Foundry competitor Enterasys will roll out a new stackable line that features integral 10Gbps Ethernet ports, IPv6 support, and increased bandwidth and throughput vs. its earlier stackables.
The SecureStack C3 is designed for Gigabit and 10 Gigabit Ethernet access at the network edge with automatic discovery, classification and prioritization of IP telephony, HD video conferencing and business intelligence analytics traffic. The C3 line features optional 15.4 watt IEEE 802.3af PoE for wireless access points, VoIP telephones and IP security cameras, along with identity-based policies to help assure service-level agreements and prevent security incidents based on user and application access privileges.
In a stack of eight, the C3 supports a maximum of 384 10/100/1000Mbps copper ports with PoE, 192 gigabit fiber ports and 16 10Gbps connections, Enterasys says. IPv4, IPv6 and IP Multicast routing are supported as well.The switches feature 571.2 million packet/sec of throughput and 1.54Tbps of bandwidth. By contrast, Enterasys’ previous top-end stackable, the SecureStack C2, features 1Tbps of bandwidth and 285.7Mbps of throughput.

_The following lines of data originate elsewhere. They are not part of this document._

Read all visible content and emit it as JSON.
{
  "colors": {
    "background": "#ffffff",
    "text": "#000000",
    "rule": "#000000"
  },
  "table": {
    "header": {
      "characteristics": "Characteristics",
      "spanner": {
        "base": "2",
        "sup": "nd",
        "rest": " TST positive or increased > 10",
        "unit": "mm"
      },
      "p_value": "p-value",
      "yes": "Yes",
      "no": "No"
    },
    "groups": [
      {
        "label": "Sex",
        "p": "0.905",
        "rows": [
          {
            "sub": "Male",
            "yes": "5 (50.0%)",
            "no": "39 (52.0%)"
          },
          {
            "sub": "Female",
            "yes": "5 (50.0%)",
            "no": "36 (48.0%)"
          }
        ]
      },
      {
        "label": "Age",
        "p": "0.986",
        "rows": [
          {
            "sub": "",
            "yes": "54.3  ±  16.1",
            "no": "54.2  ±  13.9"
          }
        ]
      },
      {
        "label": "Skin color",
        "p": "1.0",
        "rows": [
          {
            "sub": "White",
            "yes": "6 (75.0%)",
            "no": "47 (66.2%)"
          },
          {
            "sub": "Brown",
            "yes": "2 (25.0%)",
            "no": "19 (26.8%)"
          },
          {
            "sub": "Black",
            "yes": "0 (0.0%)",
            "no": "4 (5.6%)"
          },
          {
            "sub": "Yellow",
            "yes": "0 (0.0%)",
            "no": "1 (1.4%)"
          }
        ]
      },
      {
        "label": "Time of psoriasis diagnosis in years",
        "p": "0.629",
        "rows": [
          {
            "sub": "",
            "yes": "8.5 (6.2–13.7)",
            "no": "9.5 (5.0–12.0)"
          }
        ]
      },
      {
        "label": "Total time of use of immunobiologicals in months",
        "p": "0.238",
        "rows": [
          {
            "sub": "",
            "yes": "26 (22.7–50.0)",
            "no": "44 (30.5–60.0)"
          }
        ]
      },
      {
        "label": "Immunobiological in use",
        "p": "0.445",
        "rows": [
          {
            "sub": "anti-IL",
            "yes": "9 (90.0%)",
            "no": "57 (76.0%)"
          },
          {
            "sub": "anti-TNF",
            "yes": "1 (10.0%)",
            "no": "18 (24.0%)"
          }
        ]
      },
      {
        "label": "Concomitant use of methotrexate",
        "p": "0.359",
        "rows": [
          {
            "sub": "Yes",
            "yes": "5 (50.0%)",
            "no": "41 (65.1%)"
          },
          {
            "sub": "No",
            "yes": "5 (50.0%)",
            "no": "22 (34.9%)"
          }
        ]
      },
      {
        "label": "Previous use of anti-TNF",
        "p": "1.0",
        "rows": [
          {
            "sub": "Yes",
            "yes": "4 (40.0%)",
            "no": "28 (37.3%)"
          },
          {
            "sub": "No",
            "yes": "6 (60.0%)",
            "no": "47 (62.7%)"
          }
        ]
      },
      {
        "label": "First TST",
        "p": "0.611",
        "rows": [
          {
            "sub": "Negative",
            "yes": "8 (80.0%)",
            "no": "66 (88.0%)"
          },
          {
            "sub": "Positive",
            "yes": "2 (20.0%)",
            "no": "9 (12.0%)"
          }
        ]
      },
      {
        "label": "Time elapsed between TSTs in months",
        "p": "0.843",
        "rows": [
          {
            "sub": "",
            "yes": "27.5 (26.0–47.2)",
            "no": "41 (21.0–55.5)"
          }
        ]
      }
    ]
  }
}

Eight hardware-based QoS priority queues are available per C3 port with support for 16,000 Layer 2 media access control (MAC) addresses and 1,024 virtual LANs (VLAN), Enterasys says.
Pricing starts at $145 per port.
Moving from the stack to the data center, Force 10 will emphasize its software prowess at the show. The company is unveiling a new version of its FTOS operating system software with network management, security and power efficiency enhancements.
The software extensions follow recent announcements by the company of a module for its C-series switches that combines both copper and fiber GigE interfaces with 10-GigE to offer port diversity on a single line card to help customers move from GigE to 10-GigE; and integration of the C-series switches with IBM’s System Cluster 1350 data center systems, including the System x iDataPlex.
This week’s FTOS enhancements will build on those developments by delivering the tools that let organizations optimize their networks based on unique application and traffic requirements, Force10 says. The software automatically senses power requirements of connected devices and provisions the needed amount using the LLDP protocol.
FTOS also now features more proactive monitoring of software and hardware faults, and notification of a problem before it affects stability of a converged network.
FTOS includes security features that can be set and optimized by organizations. IT can be used to authenticate and automatically assign users to pre-established VLANs based on predefined policies.
To support video on the network, FTOS enables network administrators to categorize and manage streaming, multicast and broadcast traffic. Additionally, FTOS is designed to protect the network from backdoor vulnerabilities that may be created by user configuration errors, and limits the number of recognized MAC addresses per port to prevent unknown systems from gaining access to the network, Force10 says.